The lead author of the paper Darryl Jones, who just released a new book titled The Birds at my Table, tells Australian Geographic that this was a powerful finding.
“This finding has been found in lots of other species since. They really aren’t using too much of the human provided food as baby food.
“These studies also show that the biggest concern of all – that birds will become dependent on the food we provide – just doesn’t happen.”
Grainne argues this comes down to our birds being far too intelligent: “People think ‘oh the birds are going to get too lazy’ Wrong! Our birds are far too intelligent to become fat, couch-sitters waiting for handouts. It’s not going to happen.”
Michelle, however, says food selection is not a conscious decision-making process.
“It [food selection] is based on physiological feedback mechanisms they’re not conscious off. They will always go for high-energy food,” she says. “It’s true that they’re very smart, but in this case that works against them because they’re going to remember where they got that high-energy food from and they’re going to come back.”

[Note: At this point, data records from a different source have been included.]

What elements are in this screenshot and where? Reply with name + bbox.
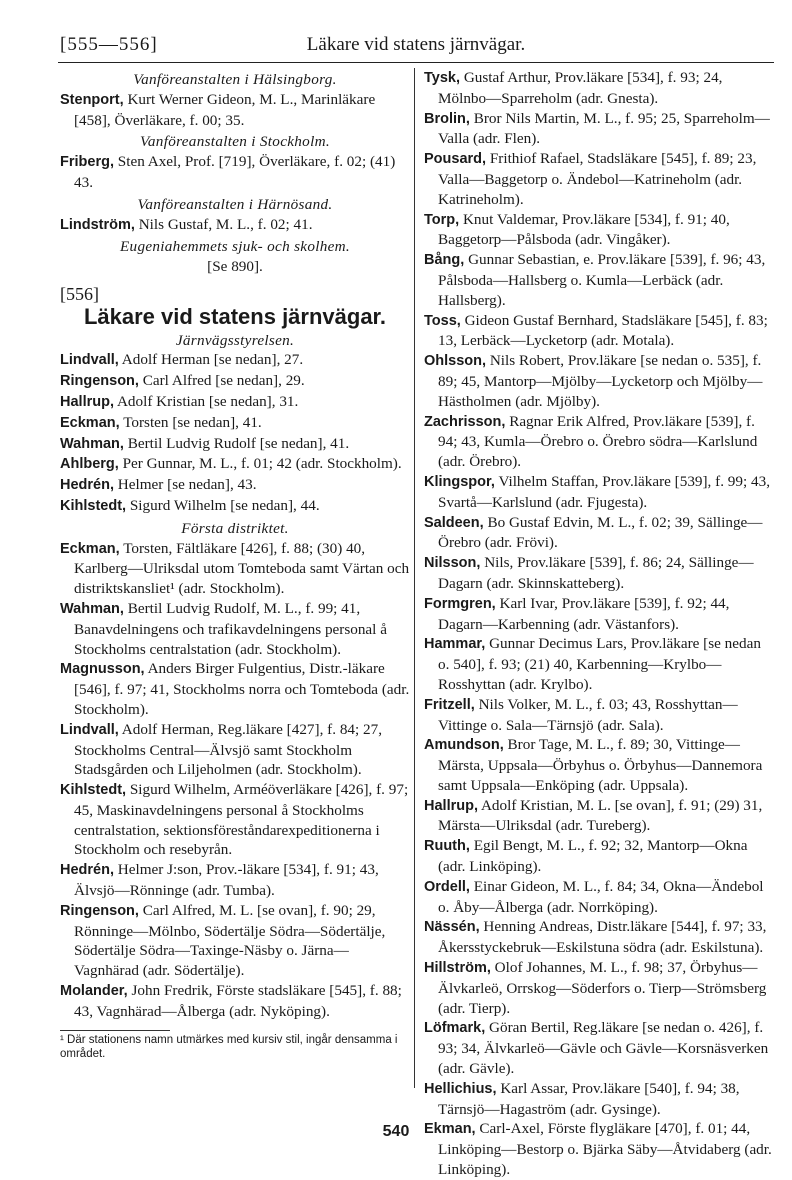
entry-name: Ringenson, [60, 373, 139, 390]
entry-text: Bror Tage, M. L., f. 89; 30, Vittinge—Märsta, Uppsala—Örbyhus o. Örbyhus—Dannemora samt Uppsala—Enköping (adr. Uppsala). [438, 736, 763, 794]
entry-text: Bo Gustaf Edvin, M. L., f. 02; 39, Sällinge—Örebro (adr. Frövi). [438, 513, 763, 552]
entry-text: Vilhelm Staffan, Prov.läkare [539], f. 99; 43, Svartå—Karlslund (adr. Fjugesta). [438, 472, 770, 511]
left-column [60, 68, 410, 1061]
entry-text: Bertil Ludvig Rudolf [se nedan], 41. [127, 434, 350, 452]
forsta-distriktet-list [60, 539, 410, 1022]
entry-text: Adolf Kristian, M. L. [se ovan], f. 91; (29) 31, Märsta—Ulriksdal (adr. Tureberg). [438, 796, 763, 835]
entry [424, 594, 774, 635]
entry [424, 553, 774, 594]
entry [424, 513, 774, 554]
entry [424, 210, 774, 251]
entry-name: Torp, [424, 211, 460, 228]
entry [424, 917, 774, 958]
entry-name: Toss, [424, 312, 461, 329]
entry-name: Hellichius, [424, 1080, 497, 1097]
entry-name: Ringenson, [60, 902, 139, 919]
entry-name: Nilsson, [424, 555, 481, 572]
right-column [424, 68, 774, 1180]
entry-text: Nils Robert, Prov.läkare [se nedan o. 535], f. 89; 45, Mantorp—Mjölby—Lycketorp och Mjölby—Hästholmen (adr. Mjölby). [438, 352, 763, 410]
entry [424, 109, 774, 150]
entry-text: Nils, Prov.läkare [539], f. 86; 24, Sällinge—Dagarn (adr. Skinnskatteberg). [438, 554, 754, 592]
entry-text: Olof Johannes, M. L., f. 98; 37, Örbyhus—Älvkarleö, Orrskog—Söderfors o. Tierp—Strömsberg (adr. Tierp). [438, 959, 767, 1017]
entry-name: Saldeen, [424, 514, 484, 531]
page-number: 540 [382, 1123, 410, 1140]
entry [424, 735, 774, 795]
entry-name: Friberg, [60, 154, 114, 171]
entry-name: Wahman, [60, 600, 124, 617]
entry [424, 695, 774, 736]
entry [424, 472, 774, 513]
entry-text: Karl Assar, Prov.läkare [540], f. 94; 38, Tärnsjö—Hagaström (adr. Gysinge). [438, 1079, 740, 1118]
entry-text: Gunnar Sebastian, e. Prov.läkare [539], f. 96; 43, Pålsboda—Hallsberg o. Kumla—Lerbäck (adr. Hallsberg). [438, 251, 766, 309]
footnote-rule [60, 1030, 170, 1031]
entry [424, 1079, 774, 1120]
entry [60, 860, 410, 901]
entry-text: Carl Alfred [se nedan], 29. [142, 372, 305, 390]
cross-reference: [Se 890]. [207, 258, 263, 276]
subheading: Första distriktet. [181, 519, 289, 537]
entry [60, 454, 410, 475]
entry-text: Frithiof Rafael, Stadsläkare [545], f. 89; 23, Valla—Baggetorp o. Ändebol—Katrineholm (adr. Katrineholm). [438, 150, 757, 208]
entry-text: Sigurd Wilhelm, Arméöverläkare [426], f. 97; 45, Maskinavdelningens personal å Stockholms centralstation, sektionsföreståndarexpeditionerna i Stockholm och resebyrån. [74, 781, 409, 859]
section-title: Läkare vid statens järnvägar. [83, 303, 387, 329]
entry [60, 392, 410, 413]
entry-text: Per Gunnar, M. L., f. 01; 42 (adr. Stockholm). [122, 455, 402, 473]
entry-name: Ruuth, [424, 838, 470, 855]
entry [424, 877, 774, 918]
subheading: Järnvägsstyrelsen. [175, 331, 295, 349]
entry-name: Eckman, [60, 414, 120, 431]
entry-text: Knut Valdemar, Prov.läkare [534], f. 91; 40, Baggetorp—Pålsboda (adr. Vingåker). [438, 210, 730, 249]
entry [60, 350, 410, 371]
entry-text: Henning Andreas, Distr.läkare [544], f. 97; 33, Åkersstyckebruk—Eskilstuna södra (adr. Eskilstuna). [438, 918, 767, 957]
entry [60, 659, 410, 719]
entry [60, 434, 410, 455]
right-entry-list [424, 68, 774, 1180]
entry-text: Bror Nils Martin, M. L., f. 95; 25, Sparreholm—Valla (adr. Flen). [438, 109, 770, 148]
entry-name: Hallrup, [424, 797, 478, 814]
entry [424, 311, 774, 352]
entry [424, 796, 774, 837]
entry-text: Egil Bengt, M. L., f. 92; 32, Mantorp—Okna (adr. Linköping). [438, 837, 748, 876]
entry-name: Zachrisson, [424, 413, 506, 430]
entry-name: Tysk, [424, 70, 461, 86]
section-number-row [60, 285, 410, 305]
entry [60, 780, 410, 860]
column-divider [414, 68, 415, 1088]
running-title: Läkare vid statens järnvägar. [306, 34, 526, 55]
styrelsen-list [60, 350, 410, 516]
entry-name: Fritzell, [424, 696, 475, 713]
entry [60, 496, 410, 517]
entry-name: Löfmark, [424, 1020, 486, 1037]
entry-name: Stenport, [60, 91, 124, 108]
entry-text: Adolf Herman, Reg.läkare [427], f. 84; 27, Stockholms Central—Älvsjö samt Stockholm Stadsgården och Liljeholmen (adr. Stockholm). [74, 720, 383, 779]
entry [60, 720, 410, 780]
entry-text: Göran Bertil, Reg.läkare [se nedan o. 426], f. 93; 34, Älvkarleö—Gävle och Gävle—Korsnäsverken (adr. Gävle). [438, 1019, 769, 1078]
entry-text: Nils Volker, M. L., f. 03; 43, Rosshyttan—Vittinge o. Sala—Tärnsjö (adr. Sala). [438, 695, 738, 734]
entry [424, 634, 774, 694]
entry-name: Eckman, [60, 540, 120, 557]
entry [424, 836, 774, 877]
page-header [58, 28, 774, 63]
entry-text: Gustaf Arthur, Prov.läkare [534], f. 93; 24, Mölnbo—Sparreholm (adr. Gnesta). [438, 69, 723, 107]
entry [424, 351, 774, 411]
entry-text: Adolf Kristian [se nedan], 31. [116, 392, 299, 410]
entry-text: Nils Gustaf, M. L., f. 02; 41. [138, 215, 313, 233]
subheading: Vanföreanstalten i Härnösand. [137, 195, 333, 213]
subheading: Vanföreanstalten i Hälsingborg. [133, 71, 337, 88]
entry-name: Magnusson, [60, 661, 145, 678]
entry-name: Ohlsson, [424, 353, 487, 370]
entry [60, 539, 410, 599]
entry-text: Bertil Ludvig Rudolf, M. L., f. 99; 41, Banavdelningens och trafikavdelningens personal å Stockholms centralstation (adr. Stockholm). [74, 599, 387, 658]
entry [424, 250, 774, 310]
entry-text: Carl-Axel, Förste flygläkare [470], f. 01; 44, Linköping—Bestorp o. Bjärka Säby—Åtvidaberg (adr. Linköping). [438, 1120, 772, 1179]
entry [424, 149, 774, 209]
entry-name: Lindström, [60, 216, 135, 233]
entry [60, 215, 410, 236]
entry-name: Lindvall, [60, 352, 119, 369]
entry-text: Sigurd Wilhelm [se nedan], 44. [129, 496, 320, 514]
entry-name: Klingspor, [424, 473, 495, 490]
entry [60, 413, 410, 434]
section-number: [556] [60, 283, 99, 304]
entry-text: Helmer J:son, Prov.-läkare [534], f. 91; 43, Älvsjö—Rönninge (adr. Tumba). [74, 861, 379, 900]
entry-name: Ekman, [424, 1121, 476, 1138]
entry [60, 981, 410, 1022]
entry-text: Gunnar Decimus Lars, Prov.läkare [se nedan o. 540], f. 93; (21) 40, Karbenning—Krylbo—Rosshyttan (adr. Krylbo). [438, 635, 761, 693]
entry-text: Einar Gideon, M. L., f. 84; 34, Okna—Ändebol o. Åby—Ålberga (adr. Norrköping). [438, 877, 764, 916]
entry [424, 68, 774, 109]
entry-name: Ordell, [424, 878, 470, 895]
entry-name: Hallrup, [60, 393, 114, 410]
entry-name: Lindvall, [60, 721, 119, 738]
entry [60, 90, 410, 131]
entry-text: Helmer [se nedan], 43. [117, 476, 257, 494]
entry [60, 901, 410, 981]
entry-name: Amundson, [424, 737, 504, 754]
entry-name: Formgren, [424, 595, 496, 612]
entry-name: Hammar, [424, 636, 486, 653]
entry [60, 371, 410, 392]
entry-text: Sten Axel, Prof. [719], Överläkare, f. 02; (41) 43. [74, 153, 396, 191]
footnote: ¹ Där stationens namn utmärkes med kursiv stil, ingår densamma i området. [60, 1033, 398, 1060]
entry [424, 412, 774, 472]
entry-name: Brolin, [424, 110, 470, 127]
entry-name: Bång, [424, 252, 465, 269]
entry-text: John Fredrik, Förste stadsläkare [545], f. 88; 43, Vagnhärad—Ålberga (adr. Nyköping). [74, 982, 402, 1020]
entry-name: Hedrén, [60, 477, 114, 494]
entry-name: Pousard, [424, 151, 487, 168]
page-range: [555—556] [60, 34, 158, 55]
entry [60, 475, 410, 496]
entry-text: Carl Alfred, M. L. [se ovan], f. 90; 29, Rönninge—Mölnbo, Södertälje Södra—Södertälje, Södertälje Södra—Taxinge-Näsby o. Järna—Vagnhärad (adr. Södertälje). [74, 901, 386, 980]
entry-name: Kihlstedt, [60, 497, 127, 514]
entry-name: Nässén, [424, 919, 480, 936]
entry-text: Ragnar Erik Alfred, Prov.läkare [539], f. 94; 43, Kumla—Örebro o. Örebro södra—Karlslund (adr. Örebro). [438, 412, 758, 471]
entry-text: Adolf Herman [se nedan], 27. [121, 351, 304, 369]
entry-name: Hedrén, [60, 862, 114, 879]
entry-name: Kihlstedt, [60, 782, 127, 799]
entry-text: Kurt Werner Gideon, M. L., Marinläkare [458], Överläkare, f. 00; 35. [74, 90, 376, 129]
entry [60, 152, 410, 193]
entry-name: Wahman, [60, 435, 124, 452]
entry [424, 958, 774, 1018]
entry-name: Hillström, [424, 960, 491, 977]
entry-text: Gideon Gustaf Bernhard, Stadsläkare [545], f. 83; 13, Lerbäck—Lycketorp (adr. Motala). [438, 311, 768, 350]
entry-name: Molander, [60, 983, 128, 1000]
subheading: Eugeniahemmets sjuk- och skolhem. [119, 238, 351, 256]
entry-text: Anders Birger Fulgentius, Distr.-läkare [546], f. 97; 41, Stockholms norra och Tomteboda (adr. Stockholm). [74, 660, 410, 718]
entry [424, 1018, 774, 1078]
entry-name: Ahlberg, [60, 456, 119, 473]
subheading: Vanföreanstalten i Stockholm. [140, 133, 330, 151]
entry-text: Torsten, Fältläkare [426], f. 88; (30) 40, Karlberg—Ulriksdal utom Tomteboda samt Värtan och distriktskansliet¹ (adr. Stockholm). [74, 539, 410, 598]
entry-text: Torsten [se nedan], 41. [123, 413, 262, 431]
entry [60, 599, 410, 659]
entry-text: Karl Ivar, Prov.läkare [539], f. 92; 44, Dagarn—Karbenning (adr. Västanfors). [438, 594, 730, 633]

Grainne says, however, that people simply aren’t feeding birds high-energy foods.
Of the 2500 people who answered the question in Grainne’s survey about what they fed birds, only 16 per cent said they fed them ‘junk’ food, such as bread, rice and human food scraps.
“They already know that that’s not the best food. An entire 55 per cent of people fed commercial seeds or sunflower seeds. Another 60 per cent of people said they fed less than a cup of food to birds,” Grainne says. “These people want to supplement the bird’s diet with food that won’t be detrimental to the majority of birds.”
(Image Credit: Pixabay)
Providing native plants and water
Native plants and water are some of the less controversial offerings to attract birds to your garden and are advocated by Michelle.

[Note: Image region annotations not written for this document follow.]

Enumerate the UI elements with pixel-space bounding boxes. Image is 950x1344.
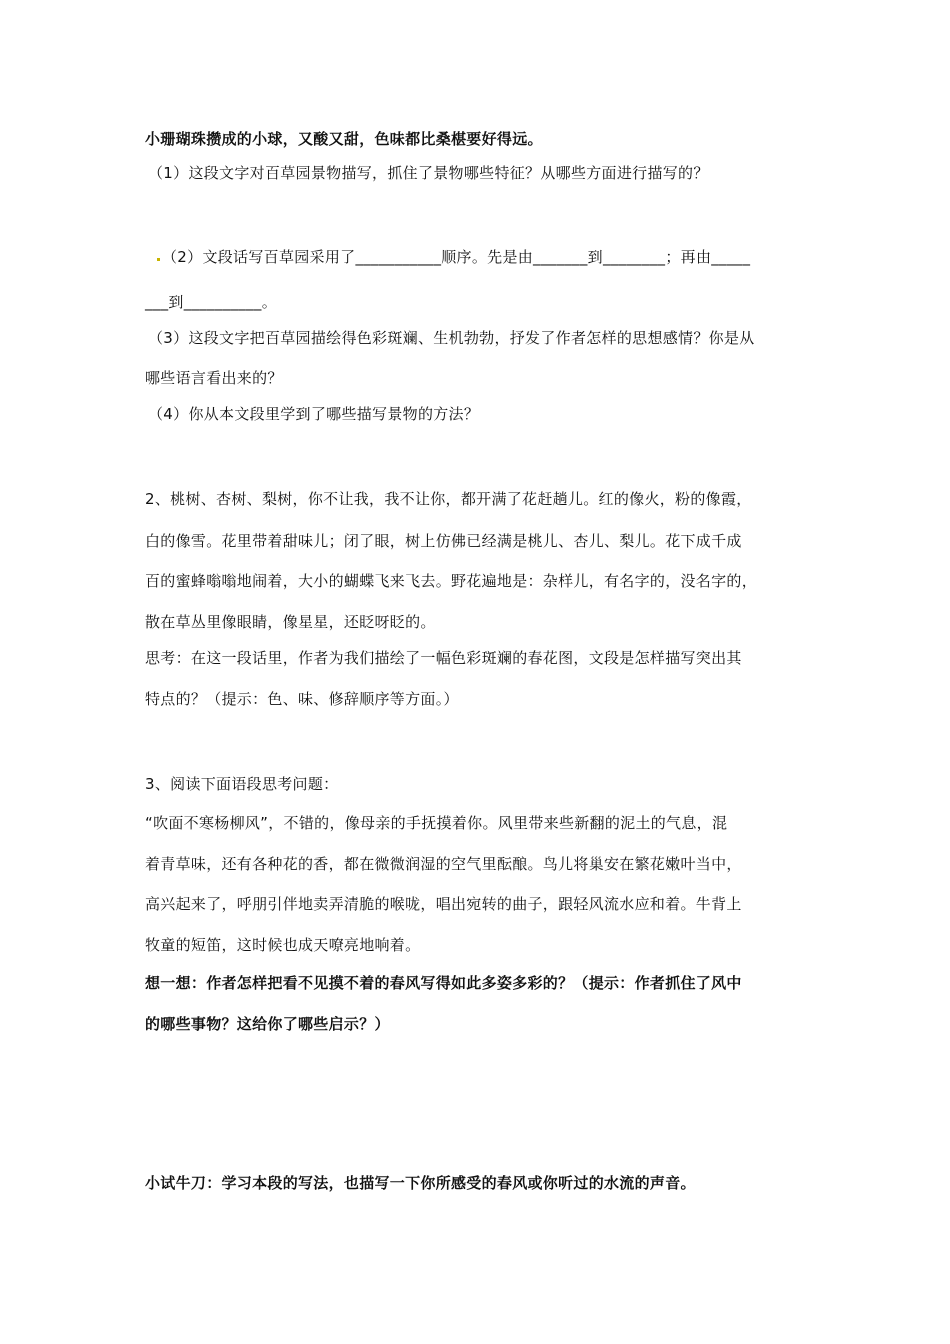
question-2-line-1: （2）文段话写百草园采用了___________顺序。先是由_______到________；再由_____ [162, 248, 751, 266]
passage-2-line-2: 白的像雪。花里带着甜味儿；闭了眼，树上仿佛已经满是桃儿、杏儿、梨儿。花下成千成 [145, 532, 742, 550]
question-4: （4）你从本文段里学到了哪些描写景物的方法？ [148, 405, 480, 423]
passage-2-line-3: 百的蜜蜂嗡嗡地闹着，大小的蝴蝶飞来飞去。野花遍地是：杂样儿，有名字的，没名字的， [145, 572, 758, 590]
question-2-line-2: ___到__________。 [145, 293, 278, 311]
question-1: （1）这段文字对百草园景物描写，抓住了景物哪些特征？从哪些方面进行描写的？ [148, 164, 709, 182]
passage-3-line-4: 牧童的短笛，这时候也成天嘹亮地响着。 [145, 936, 421, 954]
passage-3-heading: 3、阅读下面语段思考问题： [145, 775, 339, 793]
passage-2-line-1: 2、桃树、杏树、梨树，你不让我，我不让你，都开满了花赶趟儿。红的像火，粉的像霞， [145, 490, 752, 508]
question-3-line-1: （3）这段文字把百草园描绘得色彩斑斓、生机勃勃，抒发了作者怎样的思想感情？你是从 [148, 329, 755, 347]
think-2-line-2: 特点的？（提示：色、味、修辞顺序等方面。） [145, 690, 459, 708]
think-3-line-1: 想一想：作者怎样把看不见摸不着的春风写得如此多姿多彩的？（提示：作者抓住了风中 [145, 974, 742, 992]
stray-mark [157, 258, 160, 261]
passage-3-line-1: “吹面不寒杨柳风”，不错的，像母亲的手抚摸着你。风里带来些新翻的泥土的气息，混 [145, 814, 728, 832]
practice-prompt: 小试牛刀：学习本段的写法，也描写一下你所感受的春风或你听过的水流的声音。 [145, 1174, 696, 1192]
think-2-line-1: 思考：在这一段话里，作者为我们描绘了一幅色彩斑斓的春花图，文段是怎样描写突出其 [145, 649, 742, 667]
think-3-line-2: 的哪些事物？这给你了哪些启示？） [145, 1015, 390, 1033]
passage-line: 小珊瑚珠攒成的小球，又酸又甜，色味都比桑椹要好得远。 [145, 130, 543, 148]
passage-2-line-4: 散在草丛里像眼睛，像星星，还眨呀眨的。 [145, 613, 436, 631]
passage-3-line-3: 高兴起来了，呼朋引伴地卖弄清脆的喉咙，唱出宛转的曲子，跟轻风流水应和着。牛背上 [145, 895, 742, 913]
question-3-line-2: 哪些语言看出来的？ [145, 369, 283, 387]
passage-3-line-2: 着青草味，还有各种花的香，都在微微润湿的空气里酝酿。鸟儿将巢安在繁花嫩叶当中， [145, 855, 742, 873]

“We need to be happy seeing these animals in their natural environment and performing natural behaviours. That should be enough,” she says.

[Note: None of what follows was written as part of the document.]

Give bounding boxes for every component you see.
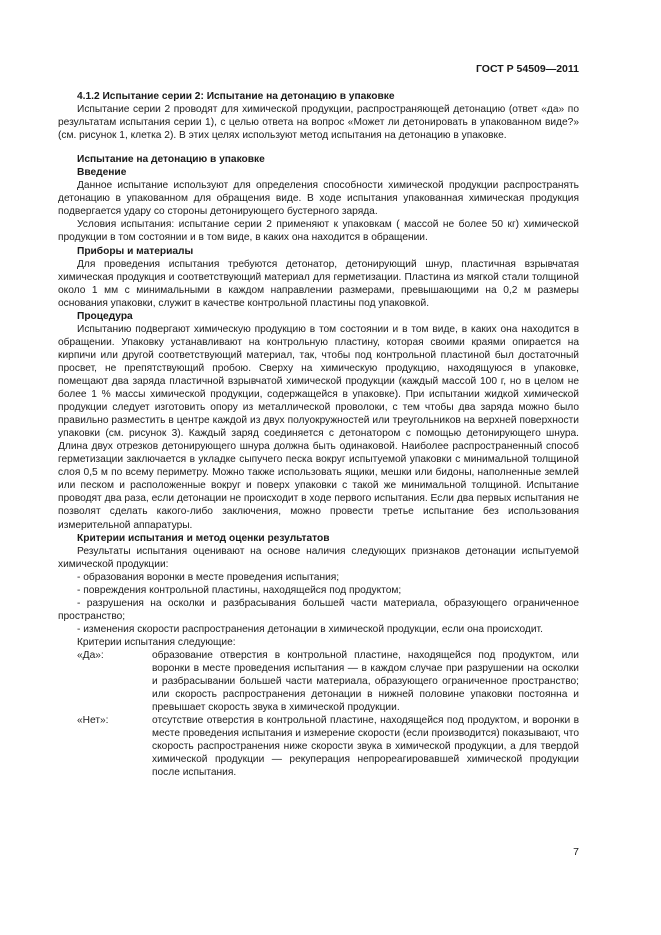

But Grainne argues that human interaction with wildlife is an important way to invoke a sense of responsible custodianship. “Some people don’t have big gardens and backyards that enable them to have plentiful native plants, or they rent, and those people need to be engaging with wildlife as well,” she says.
Climate change and habitat loss
When asked whether feeding was having adverse impacts on bird migration, Grainne explained that this was already heavily affected by climate change and extreme habitat loss. Supplementing food sources, she says, will become inevitable.
Last year, Michelle and her team at Taronga released a hundred regent honeyeaters into their natural habitat but had underestimated available food sources.
“We predicted that there was enough ironbark but there just wasn’t enough nectar, which we attributed to climate change,” she explains. “ It’s a big issue but one person in a two-block radius can’t solve it.”
To feed or not to feed?
If people aren’t satisfied with just viewing birds in their natural habitat performing natural behaviours, Michelle says, we need to come up with new ways we can interact with birds that won’t have adverse effects for our native birds.
For Grainne, a blanket ban on backyard bird feeding is not the answer. People will continue to do it and we need to understand its affect and provide strict guidelines to those who regularly feed birds in their backyards or urban settings.
She adds that making healthy food more available on supermarket shelves, rather than just an ordinary cockatiel mix, will drastically improve bird health.
For Darryl, analysing all these complexities and keeping bird health at the forefront of the debate is essential.
“Millions of people in this country feed birds everyday and they are not going to stop; these people often do it for strong ethical reasons and genuinely care about birds.
“On the other hand, there are serious and real problems about the spread of disease and inappropriate nutrition which the feeders need to be aware of.
“The problem is that in this country, you simply can’t ask for advice. The answer to “how” is always “don’t” and everyone knows that.”